EMILIA PÉREZ, in dem ein Kartellboss ein neues Leben in einer neuen Identität beginnt und von den Dämonen seiner Vergangenheit eingeholt wird, ist ein buntes, wildes, ausgesprochen unterhaltsames Musical, das es mit kohärenter Erzählweise und Logik nicht allzu genau nimmt. Die Probleme des Films habe ich schon beschrieben. Trotz 13 Nominierungen wird er hier leer ausgehen.
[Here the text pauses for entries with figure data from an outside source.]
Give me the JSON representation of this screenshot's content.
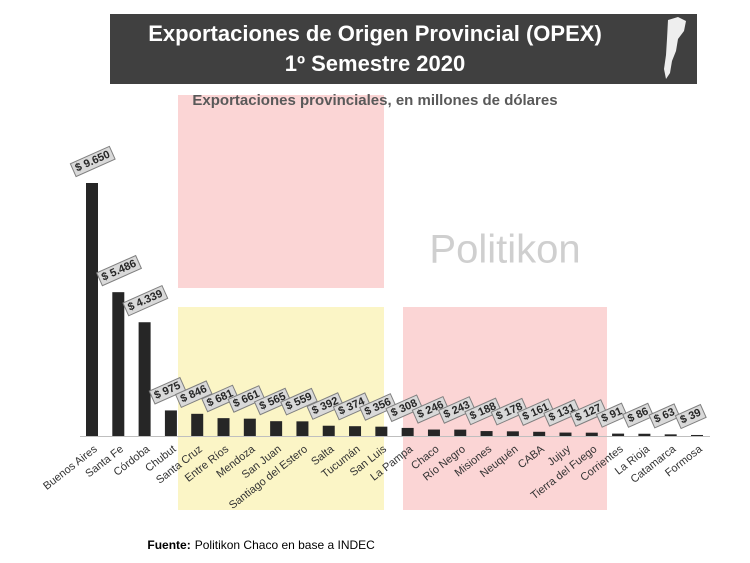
{
  "chart_data": {
    "type": "bar",
    "title": "Exportaciones de Origen Provincial (OPEX)",
    "title_line2": "1º Semestre 2020",
    "subtitle": "Exportaciones provinciales, en millones de dólares",
    "watermark": "Politikon",
    "source_label": "Fuente:",
    "source": "Politikon Chaco en base a INDEC",
    "color": "#262626",
    "categories": [
      "Buenos Aires",
      "Santa Fe",
      "Córdoba",
      "Chubut",
      "Santa Cruz",
      "Entre Ríos",
      "Mendoza",
      "San Juan",
      "Santiago del Estero",
      "Salta",
      "Tucumán",
      "San Luis",
      "La Pampa",
      "Chaco",
      "Río Negro",
      "Misiones",
      "Neuquén",
      "CABA",
      "Jujuy",
      "Tierra del Fuego",
      "Corrientes",
      "La Rioja",
      "Catamarca",
      "Formosa"
    ],
    "values": [
      9650,
      5486,
      4339,
      975,
      846,
      681,
      661,
      565,
      559,
      392,
      374,
      356,
      308,
      246,
      243,
      188,
      178,
      161,
      131,
      127,
      91,
      86,
      63,
      39
    ],
    "value_labels": [
      "$ 9.650",
      "$ 5.486",
      "$ 4.339",
      "$ 975",
      "$ 846",
      "$ 681",
      "$ 661",
      "$ 565",
      "$ 559",
      "$ 392",
      "$ 374",
      "$ 356",
      "$ 308",
      "$ 246",
      "$ 243",
      "$ 188",
      "$ 178",
      "$ 161",
      "$ 131",
      "$ 127",
      "$ 91",
      "$ 86",
      "$ 63",
      "$ 39"
    ]
  }
}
FÜR IMMER HIER, der erste brasilianische und der erste südamerikanische Film überhaupt, der für den wichtigsten Oscar ins Rennen geht. Das Drama über die Zeit der Militärdiktatur, willkürliche Verschleppungen und Ermordungen von Oppositionellen, ist leider aktueller denn je. Die Nominierung für den Besten Film war dennoch eine große Überraschung und fast die beste in diesem Oscarjahrgang.
Denn auch NICKEL BOYS hatte trotz herausragender Qualität und überwältigendem Zuspruch bei der Kritik, seine Probleme überhaupt nominiert zu werden. Dass er nun doch hier steht, ist ein gutes Zeichen für die Bereitschaft der Academy, sich auch solchen nicht ganz einfachen, aber künstlerisch wertvollen Filmen zu öffnen.
Das gilt auch für THE SUBSTANCE, einen Film, der noch vor wenigen Jahren komplett von den Oscars ignoriert worden wäre. Coralie Fargeats knackig erzählte, beißende Verhöhnung von Schöheitswahn und Selbstoptimierungsirrsinn mündet in ein Splatter-Finale, dass man so noch nie in einem für den Oscar für den Besten Film nominierten Werk gesehen hat. Ich finde das großartig und hoffe, dass THE SUBSTANCE kein Strohfeuer ist.
Und schließlich noch WICKED, die ausgesprochen erfolgreiche Verfilmung des außergewöhnlich beliebten Broadway-Musicals, das die Geschichte des Wizards Of Oz um seine misogynen Elemente bereinigt neu erzählt. Ein protofeministisches Musical, das sich gegen autoritäre und xenophobe Machtstrukturen auflehnt, ist im Zeitalter Donald Trump ja auch keine schlechte Antwort, wenn nur die Musik nicht so …aber lassen wir das. Jedem sein Geschmack. Obgleich die WICKED Fans den Film via social Media zum Besten Film hypen wollten, wird daraus erstmal nichts. Vielleicht klappt es ja nächstes Jahr, wenn der zweite Teil rauskommt.
Soviel an dieser Stelle von mir. Ich wünsche allen, die sich heute Nacht die Oscars anschauen viel Spaß. Es wird gewiss ein spannender Abend.
Thomas Heil schaut seit 1992 die Oscars – und stellt jedes Jahr seine Favoriten zusammen. Seine Lieblingsfilme haben es oft nicht auf die Liste geschafft, aber darum geht es ja auch nicht, denn Film ist Kunst und kein Wettbewerb, wie man auch über Sinn und Unsinn solcher Preisverleihungen streiten kann. Nur soviel: man sollte sie gewiss nicht zu ernst nehmen.